Whenever I encounter a negative issue, or more precisely when I take an incident negatively, I follow a usual pattern of reaction: A pins-and-needles sensation covers my entire body. I feel slight zipping pain on my fingers and my brain receives a small migraine. My muscles become stiff and my lower back becomes numb.

After my body has effectively “shut down,” the pandora’s box of past incidents open, flooding me with memories of other negative issues in addition to the one I already have. The world turns into a solitary cell embedded with various torturing devices that activate by making a wrong move—maybe any move at all.

(This movie’s director and I must have something in common)

My protection mechanism instantly tries to ditch the lowest-hanging rotten fruit: the incident. If that is not a reasonable choice (which usually is the case), I go for the second lowest-hanging one: my reaction.

The problem is I do not always deal with my reaction directly. The important “Why am I feeling this way?” or “Am I seeing the fact or my imagination?” questions get too easily converted into the quick “Forget it, I need to make myself better first” diversion and therefore I go out for food hunting, parties, gaming, sleeping, web surfing, anything that can divert my attention to something else. Or I might replace the negative incident with something more pleasant. I might try to bring up good memories or “rewrite” the negative reaction by telling me that what happened wasn’t what it looked like.

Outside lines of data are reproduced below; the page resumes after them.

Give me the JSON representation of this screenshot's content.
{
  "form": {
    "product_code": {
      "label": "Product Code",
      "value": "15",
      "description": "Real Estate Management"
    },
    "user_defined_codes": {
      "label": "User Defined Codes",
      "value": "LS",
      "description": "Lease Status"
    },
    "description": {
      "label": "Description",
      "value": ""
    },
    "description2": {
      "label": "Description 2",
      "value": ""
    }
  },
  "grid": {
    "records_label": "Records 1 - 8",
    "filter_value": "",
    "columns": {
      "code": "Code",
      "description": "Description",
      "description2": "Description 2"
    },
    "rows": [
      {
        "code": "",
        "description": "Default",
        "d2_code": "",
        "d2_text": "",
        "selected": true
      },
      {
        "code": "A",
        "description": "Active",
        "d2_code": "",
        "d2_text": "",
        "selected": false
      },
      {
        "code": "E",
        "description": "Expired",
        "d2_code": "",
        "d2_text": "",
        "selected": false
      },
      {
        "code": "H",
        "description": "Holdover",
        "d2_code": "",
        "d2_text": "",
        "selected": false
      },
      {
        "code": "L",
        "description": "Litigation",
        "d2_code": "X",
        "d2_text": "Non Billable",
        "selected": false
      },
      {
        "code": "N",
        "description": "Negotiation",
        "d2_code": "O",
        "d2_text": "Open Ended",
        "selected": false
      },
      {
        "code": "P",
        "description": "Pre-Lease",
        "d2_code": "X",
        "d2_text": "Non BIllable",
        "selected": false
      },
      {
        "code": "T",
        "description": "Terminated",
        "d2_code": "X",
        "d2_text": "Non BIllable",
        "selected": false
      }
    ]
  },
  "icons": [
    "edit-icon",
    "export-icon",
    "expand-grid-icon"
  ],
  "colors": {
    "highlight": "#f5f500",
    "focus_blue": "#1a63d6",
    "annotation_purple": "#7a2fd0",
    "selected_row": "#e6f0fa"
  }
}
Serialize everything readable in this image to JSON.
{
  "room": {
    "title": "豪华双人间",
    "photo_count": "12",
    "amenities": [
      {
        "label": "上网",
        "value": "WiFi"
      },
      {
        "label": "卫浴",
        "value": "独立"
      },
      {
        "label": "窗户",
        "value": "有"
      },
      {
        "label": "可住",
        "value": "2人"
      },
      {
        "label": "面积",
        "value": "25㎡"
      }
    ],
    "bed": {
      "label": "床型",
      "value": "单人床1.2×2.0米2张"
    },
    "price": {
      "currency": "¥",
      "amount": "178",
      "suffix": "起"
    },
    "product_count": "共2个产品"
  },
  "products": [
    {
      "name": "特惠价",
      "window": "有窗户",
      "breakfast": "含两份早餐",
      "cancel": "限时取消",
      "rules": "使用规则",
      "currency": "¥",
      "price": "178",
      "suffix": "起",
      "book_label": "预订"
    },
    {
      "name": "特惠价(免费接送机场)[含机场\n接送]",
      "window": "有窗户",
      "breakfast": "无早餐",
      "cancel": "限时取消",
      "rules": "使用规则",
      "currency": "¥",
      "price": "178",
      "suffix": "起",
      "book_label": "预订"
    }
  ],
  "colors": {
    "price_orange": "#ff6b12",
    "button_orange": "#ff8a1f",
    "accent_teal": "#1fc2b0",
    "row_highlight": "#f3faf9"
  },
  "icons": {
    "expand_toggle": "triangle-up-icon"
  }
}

By the time I lift myself up (temporarily), not only I completely forget about dealing with the original negative incident, I also reinforce my hidden notion that I am incapable of handling unpleasant issues. All I do is to run around…but because it is myself that I am running away from, the picture might not be different from a dog scared by his own tail. I am going nowhere because I am not working on the core issue: the original reaction.

Reaction is my body’s natural response, taking in external information and reflecting whatever is inside me. It is just a projector showing my inner world up into my body, providing me with physical signals. It never lies, it is automatic, and it is neutral.

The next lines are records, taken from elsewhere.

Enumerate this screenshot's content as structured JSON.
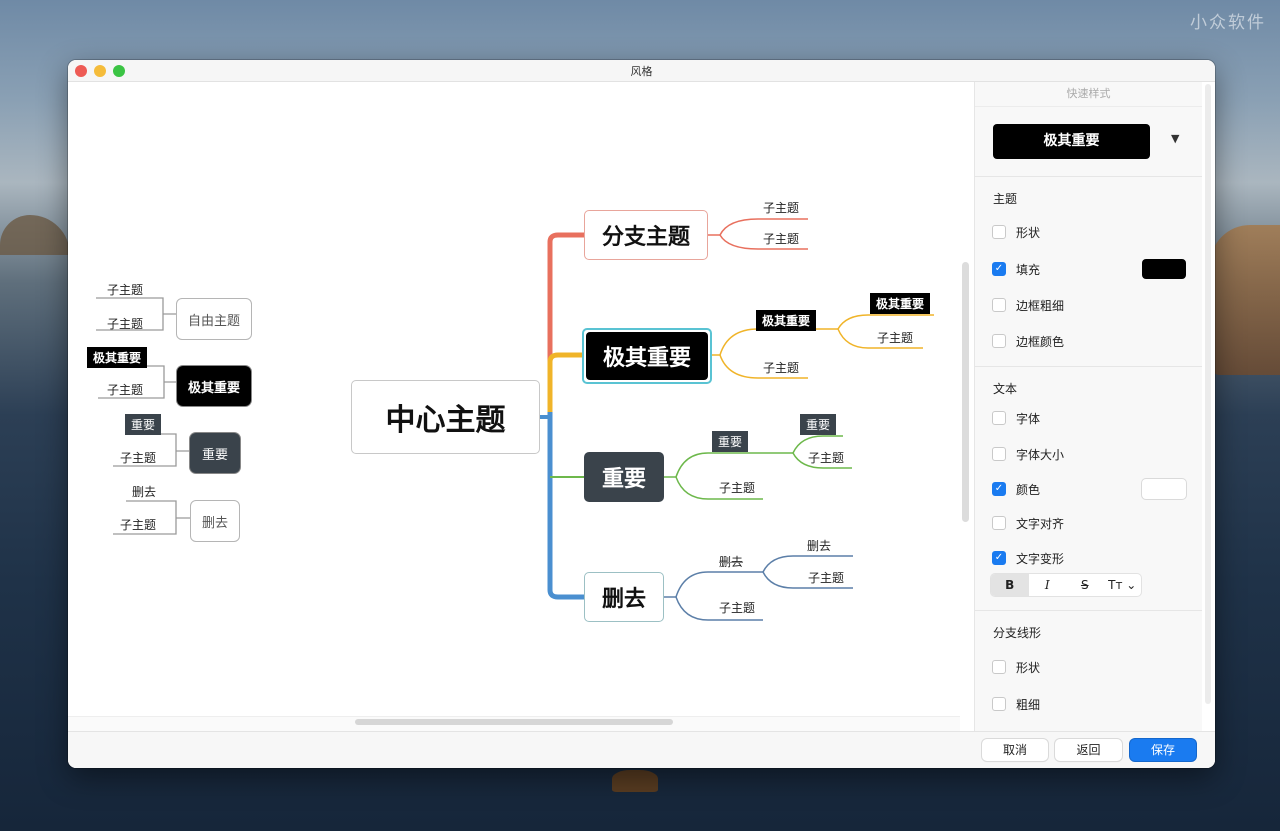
{
  "desktop": {
    "watermark": "小众软件"
  },
  "window": {
    "title": "风格"
  },
  "mindmap": {
    "center": "中心主题",
    "branches": [
      {
        "label": "分支主题",
        "color": "#e8705e",
        "children": [
          "子主题",
          "子主题"
        ]
      },
      {
        "label": "极其重要",
        "color": "#f0b429",
        "children": [
          {
            "label": "极其重要",
            "style": "black-tag",
            "children": [
              {
                "label": "极其重要",
                "style": "black-tag"
              },
              {
                "label": "子主题"
              }
            ]
          },
          {
            "label": "子主题"
          }
        ]
      },
      {
        "label": "重要",
        "color": "#6db84b",
        "children": [
          {
            "label": "重要",
            "style": "gray-tag",
            "children": [
              {
                "label": "重要",
                "style": "gray-tag"
              },
              {
                "label": "子主题"
              }
            ]
          },
          {
            "label": "子主题"
          }
        ]
      },
      {
        "label": "删去",
        "color": "#4a8fd0",
        "children": [
          {
            "label": "删去",
            "children": [
              {
                "label": "删去"
              },
              {
                "label": "子主题"
              }
            ]
          },
          {
            "label": "子主题"
          }
        ]
      }
    ],
    "legend": [
      {
        "node": "自由主题",
        "children": [
          "子主题",
          "子主题"
        ]
      },
      {
        "node": "极其重要",
        "children": [
          "极其重要",
          "子主题"
        ]
      },
      {
        "node": "重要",
        "children": [
          "重要",
          "子主题"
        ]
      },
      {
        "node": "删去",
        "children": [
          "删去",
          "子主题"
        ]
      }
    ]
  },
  "sidebar": {
    "header": "快速样式",
    "quick_style": "极其重要",
    "dropdown_icon": "▼",
    "sections": [
      {
        "title": "主题",
        "options": [
          {
            "label": "形状",
            "checked": false
          },
          {
            "label": "填充",
            "checked": true,
            "swatch": "#000000"
          },
          {
            "label": "边框粗细",
            "checked": false
          },
          {
            "label": "边框颜色",
            "checked": false
          }
        ]
      },
      {
        "title": "文本",
        "options": [
          {
            "label": "字体",
            "checked": false
          },
          {
            "label": "字体大小",
            "checked": false
          },
          {
            "label": "颜色",
            "checked": true,
            "swatch": "#ffffff"
          },
          {
            "label": "文字对齐",
            "checked": false
          },
          {
            "label": "文字变形",
            "checked": true
          }
        ]
      },
      {
        "title": "分支线形",
        "options": [
          {
            "label": "形状",
            "checked": false
          },
          {
            "label": "粗细",
            "checked": false
          }
        ]
      }
    ],
    "format_buttons": {
      "bold": "B",
      "italic": "I",
      "strike": "S",
      "case": "Tт ⌄"
    }
  },
  "footer": {
    "cancel": "取消",
    "back": "返回",
    "save": "保存"
  }
}
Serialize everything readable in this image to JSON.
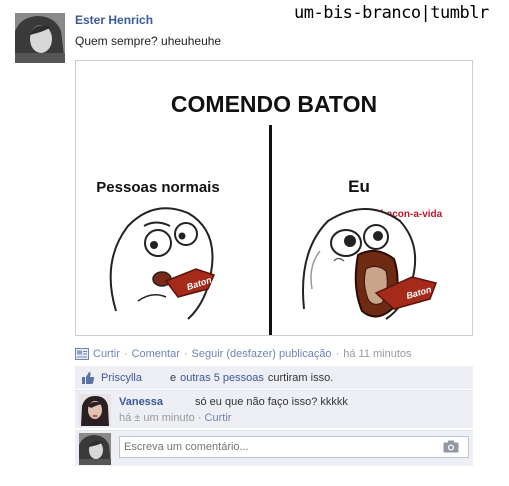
{
  "watermark": "um-bis-branco|tumblr",
  "post": {
    "author": "Ester Henrich",
    "text": "Quem sempre? uheuheuhe",
    "image": {
      "title": "COMENDO BATON",
      "left_label": "Pessoas normais",
      "right_label": "Eu",
      "right_watermark": "toddy-bacon-a-vida",
      "candy_label": "Baton"
    }
  },
  "actions": {
    "like": "Curtir",
    "comment": "Comentar",
    "follow": "Seguir (desfazer) publicação",
    "time": "há 11 minutos"
  },
  "likes": {
    "first_name": "Priscylla",
    "connector": "e",
    "others": "outras 5 pessoas",
    "suffix": "curtiram isso."
  },
  "comment": {
    "name": "Vanessa",
    "text": "só eu que não faço isso? kkkkk",
    "time": "há ± um minuto",
    "like": "Curtir"
  },
  "composer": {
    "placeholder": "Escreva um comentário..."
  },
  "icons": [
    "camera-icon",
    "thumbs-up-icon",
    "document-icon"
  ],
  "colors": {
    "link": "#3b5998",
    "muted_link": "#6d84b4",
    "box_bg": "#edeff4",
    "baton_red": "#8b2a1a"
  }
}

Wait, is it really “neutral”?

Actually my reaction is closer to seeing the world through Instagram filters on a smartphone instead of the native camera finder. All these years of incidents, memories, and traumas have installed a complex set of filters in the name of habits which are fused tightly with my entire being.

Alright, I should carefully distinguish the filters from the reality. Then I should be able to see what exactly happened and therefore can take the incident without overly leaning toward the negative or positive side. Case closed.

Not yet.

My Instagram filters are already part of my lens, and therefore, whatever I see or think has already gone through the filters the moment it pops up in my brain and recognized. Is it possible to “remove” the layers of filters by seeing things through the filters?

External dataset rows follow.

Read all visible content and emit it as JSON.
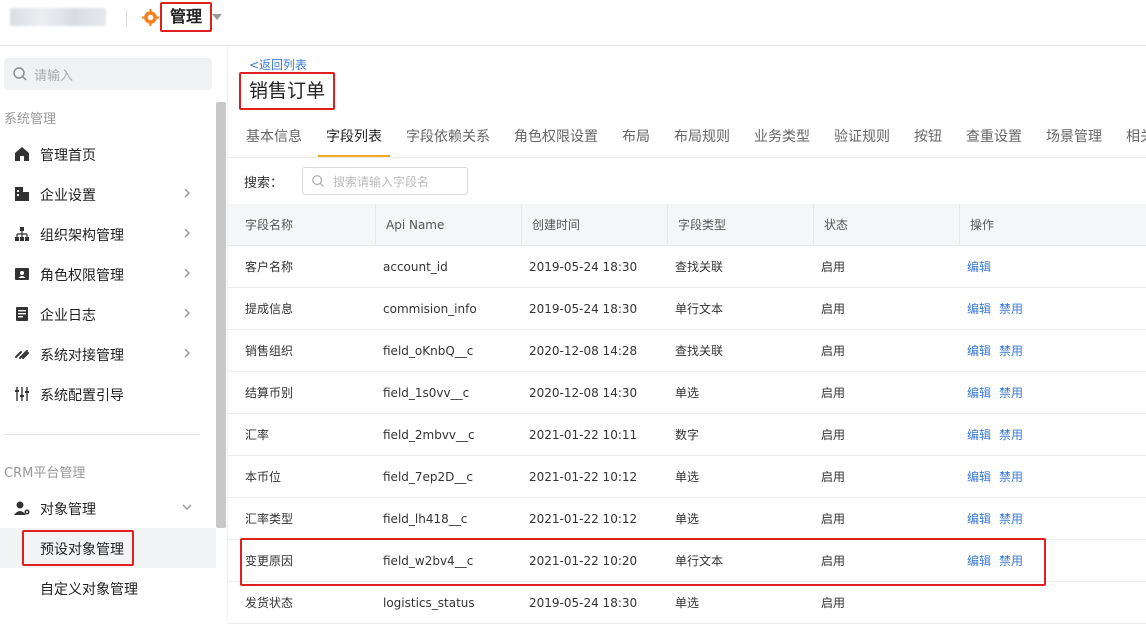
{
  "header": {
    "app_title": "管理"
  },
  "sidebar": {
    "search_placeholder": "请输入",
    "section1": "系统管理",
    "items": [
      {
        "label": "管理首页",
        "icon": "home-icon"
      },
      {
        "label": "企业设置",
        "icon": "building-icon"
      },
      {
        "label": "组织架构管理",
        "icon": "org-chart-icon"
      },
      {
        "label": "角色权限管理",
        "icon": "id-card-icon"
      },
      {
        "label": "企业日志",
        "icon": "log-icon"
      },
      {
        "label": "系统对接管理",
        "icon": "link-icon"
      },
      {
        "label": "系统配置引导",
        "icon": "sliders-icon"
      }
    ],
    "section2": "CRM平台管理",
    "object_mgmt": "对象管理",
    "sub_items": [
      "预设对象管理",
      "自定义对象管理"
    ]
  },
  "main": {
    "back_link": "<返回列表",
    "title": "销售订单",
    "tabs": [
      "基本信息",
      "字段列表",
      "字段依赖关系",
      "角色权限设置",
      "布局",
      "布局规则",
      "业务类型",
      "验证规则",
      "按钮",
      "查重设置",
      "场景管理",
      "相关"
    ],
    "active_tab": "字段列表",
    "search_label": "搜索：",
    "search_placeholder": "搜索请输入字段名",
    "columns": [
      "字段名称",
      "Api Name",
      "创建时间",
      "字段类型",
      "状态",
      "操作"
    ],
    "rows": [
      {
        "name": "客户名称",
        "api": "account_id",
        "created": "2019-05-24 18:30",
        "type": "查找关联",
        "status": "启用",
        "edit": "编辑",
        "disable": ""
      },
      {
        "name": "提成信息",
        "api": "commision_info",
        "created": "2019-05-24 18:30",
        "type": "单行文本",
        "status": "启用",
        "edit": "编辑",
        "disable": "禁用"
      },
      {
        "name": "销售组织",
        "api": "field_oKnbQ__c",
        "created": "2020-12-08 14:28",
        "type": "查找关联",
        "status": "启用",
        "edit": "编辑",
        "disable": "禁用"
      },
      {
        "name": "结算币别",
        "api": "field_1s0vv__c",
        "created": "2020-12-08 14:30",
        "type": "单选",
        "status": "启用",
        "edit": "编辑",
        "disable": "禁用"
      },
      {
        "name": "汇率",
        "api": "field_2mbvv__c",
        "created": "2021-01-22 10:11",
        "type": "数字",
        "status": "启用",
        "edit": "编辑",
        "disable": "禁用"
      },
      {
        "name": "本币位",
        "api": "field_7ep2D__c",
        "created": "2021-01-22 10:12",
        "type": "单选",
        "status": "启用",
        "edit": "编辑",
        "disable": "禁用"
      },
      {
        "name": "汇率类型",
        "api": "field_lh418__c",
        "created": "2021-01-22 10:12",
        "type": "单选",
        "status": "启用",
        "edit": "编辑",
        "disable": "禁用"
      },
      {
        "name": "变更原因",
        "api": "field_w2bv4__c",
        "created": "2021-01-22 10:20",
        "type": "单行文本",
        "status": "启用",
        "edit": "编辑",
        "disable": "禁用"
      },
      {
        "name": "发货状态",
        "api": "logistics_status",
        "created": "2019-05-24 18:30",
        "type": "单选",
        "status": "启用",
        "edit": "",
        "disable": ""
      }
    ]
  },
  "colors": {
    "accent": "#f5a623",
    "link": "#3a7bd5",
    "highlight": "#e02020"
  }
}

As anybody who used Photoshop or Illustrator understands, removing filters is possible only when the original underlying layer can be examined intact. That is certainly not my case. In other words, the “layers” are already part of my “lens.” My Instagram does not have an option to revert the image into its original form or even switch to another filter.

Some people go through meditation or other techniques to “peel off” the layers they have accumulated. Having tried meditation for some time, I can attest that it works to an extent. It is tempting to go back and try to walk a different (mental) path, too. But having lived for almost half of my life span, going back feels too wasting. I will try the opposite: adding layers.

Yes, I will be enhancing the Instagram effect by leaving the current imperfect filters as they are and adding even more. It is risky: I might end up skewing my vision completely, blurring the border between what is real and what is imagined.

But honestly I believe the only way to live a better life is to face forward no matter how much time is left for us, and if a filter can divert our mental image from reality, it should be able to do the opposite: take us closer to what actually is happening. I would like to add THAT filter.

I am also considering the possibility that peeling off the filters might be futile because there is no “lens” at the core. My filters might be all what I have, and those filters, admittedly skewed, might be collectively working as a lens, just like an onion. Haven’t we heard countless stories of failed/faked attempt to find the “real” us? Maybe it is because there is no such thing as “us” as we expect.

What I have might not be perfect but at least it works. They say don’t fix something that is not (completely) broken. I will give that a try.